Disguised, They Came For the Immigrants…

Years later, I was working at a psychiatric day services program is a New England city nicknamed “The City of Immigrants.”  One day, after the clients left, and we were meeting to review the day’s events and planning.  There was construction going on around us, and the noise prompted a co-worker, Doug, to make some awful comments, similar to DJT’s views, about the men who were working on the project. 

The workers were mostly brown men if I had to guess they were probably from countries in South America and the Caribbean.  “I can’t believe you just said that,” I told him. His response to justify his words was worse. I explained that these men could very well be my cousin, brother, or father.  While he had never been disrespectful to me or made racist comments of our clients in front of me, it hurt me that he thought this way of these people he didn’t even know – just because of the color of their skin and their accents.

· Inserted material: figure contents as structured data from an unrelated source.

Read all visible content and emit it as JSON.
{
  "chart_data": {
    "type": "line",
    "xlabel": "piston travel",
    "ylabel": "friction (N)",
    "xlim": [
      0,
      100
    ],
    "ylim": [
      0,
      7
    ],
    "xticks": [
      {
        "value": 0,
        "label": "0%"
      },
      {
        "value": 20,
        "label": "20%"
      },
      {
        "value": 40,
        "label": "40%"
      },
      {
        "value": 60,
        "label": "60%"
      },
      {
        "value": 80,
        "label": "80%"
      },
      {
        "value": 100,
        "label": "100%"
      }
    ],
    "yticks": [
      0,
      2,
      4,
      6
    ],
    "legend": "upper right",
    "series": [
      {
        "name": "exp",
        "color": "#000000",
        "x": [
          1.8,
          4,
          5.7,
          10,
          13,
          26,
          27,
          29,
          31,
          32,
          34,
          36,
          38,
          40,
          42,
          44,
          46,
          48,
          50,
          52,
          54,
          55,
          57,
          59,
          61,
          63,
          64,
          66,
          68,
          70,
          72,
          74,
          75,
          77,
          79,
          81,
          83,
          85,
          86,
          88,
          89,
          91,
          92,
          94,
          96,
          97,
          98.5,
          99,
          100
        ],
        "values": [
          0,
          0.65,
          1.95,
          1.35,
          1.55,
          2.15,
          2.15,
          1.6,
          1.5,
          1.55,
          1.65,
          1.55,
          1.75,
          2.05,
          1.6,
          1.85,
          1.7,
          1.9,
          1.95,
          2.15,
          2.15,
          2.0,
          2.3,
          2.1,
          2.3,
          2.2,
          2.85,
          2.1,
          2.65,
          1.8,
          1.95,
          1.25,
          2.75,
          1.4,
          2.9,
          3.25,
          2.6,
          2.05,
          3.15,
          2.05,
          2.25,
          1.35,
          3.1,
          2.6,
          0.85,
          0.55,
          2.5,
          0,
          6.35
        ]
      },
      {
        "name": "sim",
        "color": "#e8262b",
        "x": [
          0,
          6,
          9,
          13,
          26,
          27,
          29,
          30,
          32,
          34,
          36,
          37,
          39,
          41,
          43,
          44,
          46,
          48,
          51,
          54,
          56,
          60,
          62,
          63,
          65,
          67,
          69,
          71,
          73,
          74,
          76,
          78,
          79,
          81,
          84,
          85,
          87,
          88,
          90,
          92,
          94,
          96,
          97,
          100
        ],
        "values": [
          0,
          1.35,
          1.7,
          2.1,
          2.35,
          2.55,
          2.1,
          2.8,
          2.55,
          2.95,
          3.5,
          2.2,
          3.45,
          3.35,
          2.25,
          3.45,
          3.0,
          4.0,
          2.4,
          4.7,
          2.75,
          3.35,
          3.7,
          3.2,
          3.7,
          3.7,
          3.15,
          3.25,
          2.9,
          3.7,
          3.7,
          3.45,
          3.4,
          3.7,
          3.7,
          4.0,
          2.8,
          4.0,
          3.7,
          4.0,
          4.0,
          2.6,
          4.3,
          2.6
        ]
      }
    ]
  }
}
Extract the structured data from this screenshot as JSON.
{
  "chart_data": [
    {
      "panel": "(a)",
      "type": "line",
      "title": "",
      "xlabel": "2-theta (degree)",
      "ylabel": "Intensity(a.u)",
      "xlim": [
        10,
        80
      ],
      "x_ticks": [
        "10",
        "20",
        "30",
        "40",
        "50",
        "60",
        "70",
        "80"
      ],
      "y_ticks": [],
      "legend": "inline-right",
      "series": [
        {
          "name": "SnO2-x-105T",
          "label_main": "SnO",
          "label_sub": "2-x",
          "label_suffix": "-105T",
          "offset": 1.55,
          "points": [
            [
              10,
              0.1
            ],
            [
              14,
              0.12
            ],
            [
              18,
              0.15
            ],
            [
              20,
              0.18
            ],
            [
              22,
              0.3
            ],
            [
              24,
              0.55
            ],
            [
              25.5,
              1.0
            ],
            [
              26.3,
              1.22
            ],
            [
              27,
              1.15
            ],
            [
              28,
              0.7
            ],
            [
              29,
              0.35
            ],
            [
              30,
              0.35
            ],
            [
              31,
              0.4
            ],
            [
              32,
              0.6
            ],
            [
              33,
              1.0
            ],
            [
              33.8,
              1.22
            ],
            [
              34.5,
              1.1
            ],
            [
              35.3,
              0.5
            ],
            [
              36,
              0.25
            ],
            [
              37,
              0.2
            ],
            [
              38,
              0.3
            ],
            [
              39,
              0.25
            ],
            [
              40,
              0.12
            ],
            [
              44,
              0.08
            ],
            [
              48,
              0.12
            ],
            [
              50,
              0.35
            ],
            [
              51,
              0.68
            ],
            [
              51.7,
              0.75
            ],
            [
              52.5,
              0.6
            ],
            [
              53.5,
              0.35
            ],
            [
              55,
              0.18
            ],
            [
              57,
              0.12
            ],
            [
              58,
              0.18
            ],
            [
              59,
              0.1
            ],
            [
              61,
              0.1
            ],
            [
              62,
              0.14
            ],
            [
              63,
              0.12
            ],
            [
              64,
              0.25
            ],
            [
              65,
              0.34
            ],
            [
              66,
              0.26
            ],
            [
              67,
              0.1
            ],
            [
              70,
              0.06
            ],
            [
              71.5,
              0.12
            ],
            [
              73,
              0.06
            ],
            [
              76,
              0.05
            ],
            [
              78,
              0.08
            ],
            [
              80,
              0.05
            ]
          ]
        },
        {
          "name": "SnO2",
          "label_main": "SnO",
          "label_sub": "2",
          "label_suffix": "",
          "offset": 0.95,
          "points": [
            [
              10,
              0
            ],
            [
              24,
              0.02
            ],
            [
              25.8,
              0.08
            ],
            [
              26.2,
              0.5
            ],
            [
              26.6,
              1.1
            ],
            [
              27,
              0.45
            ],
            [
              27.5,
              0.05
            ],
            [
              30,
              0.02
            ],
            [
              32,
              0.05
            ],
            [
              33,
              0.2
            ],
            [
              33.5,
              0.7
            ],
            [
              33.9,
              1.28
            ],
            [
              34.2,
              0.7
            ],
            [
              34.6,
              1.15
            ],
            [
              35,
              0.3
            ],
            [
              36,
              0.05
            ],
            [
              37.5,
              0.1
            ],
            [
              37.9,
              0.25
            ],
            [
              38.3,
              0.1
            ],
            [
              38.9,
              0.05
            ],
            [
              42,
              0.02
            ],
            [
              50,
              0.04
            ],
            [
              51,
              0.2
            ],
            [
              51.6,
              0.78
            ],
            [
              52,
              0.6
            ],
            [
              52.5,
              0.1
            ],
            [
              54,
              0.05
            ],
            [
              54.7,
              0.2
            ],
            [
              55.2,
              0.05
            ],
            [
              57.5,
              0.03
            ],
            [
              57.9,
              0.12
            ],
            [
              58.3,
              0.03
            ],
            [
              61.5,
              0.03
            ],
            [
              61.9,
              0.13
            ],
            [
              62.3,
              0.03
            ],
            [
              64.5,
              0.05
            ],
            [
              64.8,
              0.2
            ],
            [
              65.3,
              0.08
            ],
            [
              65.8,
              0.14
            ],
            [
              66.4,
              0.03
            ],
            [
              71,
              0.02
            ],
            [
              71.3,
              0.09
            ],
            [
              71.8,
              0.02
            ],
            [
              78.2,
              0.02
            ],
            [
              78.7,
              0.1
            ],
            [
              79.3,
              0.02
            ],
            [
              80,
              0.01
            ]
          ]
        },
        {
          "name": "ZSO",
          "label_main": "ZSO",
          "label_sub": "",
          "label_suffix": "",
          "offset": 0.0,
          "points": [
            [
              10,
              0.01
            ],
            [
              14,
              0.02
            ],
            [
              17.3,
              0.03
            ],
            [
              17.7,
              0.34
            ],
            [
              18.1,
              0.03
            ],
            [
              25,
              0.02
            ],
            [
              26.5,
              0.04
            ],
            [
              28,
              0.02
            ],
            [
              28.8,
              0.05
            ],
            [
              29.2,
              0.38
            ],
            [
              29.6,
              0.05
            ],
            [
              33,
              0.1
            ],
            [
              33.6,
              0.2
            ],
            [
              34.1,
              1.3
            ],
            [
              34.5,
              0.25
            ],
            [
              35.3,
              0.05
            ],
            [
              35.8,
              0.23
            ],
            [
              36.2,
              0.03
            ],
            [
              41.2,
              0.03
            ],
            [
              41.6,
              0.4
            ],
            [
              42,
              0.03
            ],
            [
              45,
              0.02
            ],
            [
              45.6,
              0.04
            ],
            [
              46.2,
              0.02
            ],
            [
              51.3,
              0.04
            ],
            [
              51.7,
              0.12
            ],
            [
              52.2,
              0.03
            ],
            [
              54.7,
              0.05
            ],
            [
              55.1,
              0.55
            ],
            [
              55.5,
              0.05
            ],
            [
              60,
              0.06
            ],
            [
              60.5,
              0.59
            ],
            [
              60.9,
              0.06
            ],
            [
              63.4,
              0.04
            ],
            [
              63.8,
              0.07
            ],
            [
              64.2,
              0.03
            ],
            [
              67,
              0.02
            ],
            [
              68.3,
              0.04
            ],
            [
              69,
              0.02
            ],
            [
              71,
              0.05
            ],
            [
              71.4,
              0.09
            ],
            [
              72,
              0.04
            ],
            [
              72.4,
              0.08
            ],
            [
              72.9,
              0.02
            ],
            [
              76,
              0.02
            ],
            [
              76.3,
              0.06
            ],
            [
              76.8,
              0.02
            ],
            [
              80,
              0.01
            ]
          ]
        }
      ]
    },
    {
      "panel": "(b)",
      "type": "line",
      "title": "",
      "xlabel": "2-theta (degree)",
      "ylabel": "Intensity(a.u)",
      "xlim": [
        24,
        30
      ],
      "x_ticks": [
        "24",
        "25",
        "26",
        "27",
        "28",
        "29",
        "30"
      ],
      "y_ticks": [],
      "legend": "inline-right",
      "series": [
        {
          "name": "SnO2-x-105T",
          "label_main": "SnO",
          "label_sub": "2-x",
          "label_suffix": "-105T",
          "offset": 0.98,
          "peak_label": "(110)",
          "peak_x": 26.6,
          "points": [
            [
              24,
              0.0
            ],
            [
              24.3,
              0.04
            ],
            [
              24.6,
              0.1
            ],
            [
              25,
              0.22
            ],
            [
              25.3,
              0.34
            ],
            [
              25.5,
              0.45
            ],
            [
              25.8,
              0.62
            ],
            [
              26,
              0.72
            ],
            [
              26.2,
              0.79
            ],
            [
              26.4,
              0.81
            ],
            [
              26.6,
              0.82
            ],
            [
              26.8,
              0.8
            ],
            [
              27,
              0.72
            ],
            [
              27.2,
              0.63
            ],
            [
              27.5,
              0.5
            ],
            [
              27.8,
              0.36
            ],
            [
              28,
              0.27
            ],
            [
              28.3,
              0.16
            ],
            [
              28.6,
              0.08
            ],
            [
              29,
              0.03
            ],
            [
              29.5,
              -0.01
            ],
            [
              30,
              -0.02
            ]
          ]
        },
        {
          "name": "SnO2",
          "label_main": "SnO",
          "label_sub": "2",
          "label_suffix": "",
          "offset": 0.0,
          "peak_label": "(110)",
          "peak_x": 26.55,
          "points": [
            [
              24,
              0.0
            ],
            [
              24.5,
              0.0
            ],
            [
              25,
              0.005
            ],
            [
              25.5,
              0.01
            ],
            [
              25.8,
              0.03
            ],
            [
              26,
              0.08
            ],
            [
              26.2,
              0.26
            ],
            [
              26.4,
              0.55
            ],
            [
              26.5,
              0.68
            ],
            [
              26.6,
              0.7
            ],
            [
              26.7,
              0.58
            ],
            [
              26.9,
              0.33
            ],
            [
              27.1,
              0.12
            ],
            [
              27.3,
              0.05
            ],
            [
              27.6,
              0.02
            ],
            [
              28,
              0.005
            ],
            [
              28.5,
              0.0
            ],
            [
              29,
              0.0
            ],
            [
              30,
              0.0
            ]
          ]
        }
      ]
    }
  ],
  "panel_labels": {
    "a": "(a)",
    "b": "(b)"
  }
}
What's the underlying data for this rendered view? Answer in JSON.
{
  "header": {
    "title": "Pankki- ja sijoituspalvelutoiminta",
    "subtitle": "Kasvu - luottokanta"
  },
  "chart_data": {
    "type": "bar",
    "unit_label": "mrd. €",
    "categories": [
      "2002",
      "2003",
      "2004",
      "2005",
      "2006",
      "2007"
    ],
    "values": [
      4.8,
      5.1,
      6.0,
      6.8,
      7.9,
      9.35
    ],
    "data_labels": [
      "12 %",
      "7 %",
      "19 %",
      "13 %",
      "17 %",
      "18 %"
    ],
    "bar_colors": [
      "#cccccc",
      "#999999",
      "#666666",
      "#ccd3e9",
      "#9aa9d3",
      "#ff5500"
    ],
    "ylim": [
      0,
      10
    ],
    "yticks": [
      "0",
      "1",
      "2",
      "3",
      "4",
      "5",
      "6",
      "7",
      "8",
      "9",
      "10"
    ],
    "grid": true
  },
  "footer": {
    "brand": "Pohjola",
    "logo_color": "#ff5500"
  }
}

Doug was a man that I worked with for several years; we co-facilitated successful groups, we walked together at lunch, had our coffee together, I considered him a close friend.  He finally said, “I’m sorry, I  just wasn’t thinking.”  It didn’t make it any better if anything, it made it worse that he wasn’t thinking about the impact of his words.  Things were never the same between us.

Then They Came for Me…

People forget I am not “white,” I am a woman “of color,” Ecru Cream is my color.  If our country were to continue to erase all the progress made regarding equality for all people; if as a nation we lose respect for basic human rights what is left for us?  What becomes of me, of my family?  If someone comes knocking on my door and drags me away because of a flippant comment I made on Twitter, will my friends stand up for me?  Will they say, “Well, you shouldn’t have said that after all, he is our President.”  I remember the words of Martin Niemoller, “… Then they came for me—and there was no one left to speak for me.”

All this rhetoric brings all these emotions to the surface. DJT did not get to the White House on his own merits.  Witnessing day after day that our lawmakers condone and defend his actions is very draining.  I am reminded again: “…and when an experience is not retained, as among savages, infancy is perpetual. Those who cannot remember the past are condemned to repeat it.”  — George Santayana

Hope for Rational Government

The recent elections bring some hope that people realize that the current events are not just politics and business as usual, nor are they healthy for our Democracy.  On the flip side, the recent election shows that there is still lots of work to be done. The numbers were too close for comfort, and there were too many mistakes and too much irregularity at the polls. Yes, I am weary, but I am hoping that tempered and rational thought comes with the new legislators to Congress before we resort to “Hunger Games” for the dignity and survival of the 98%.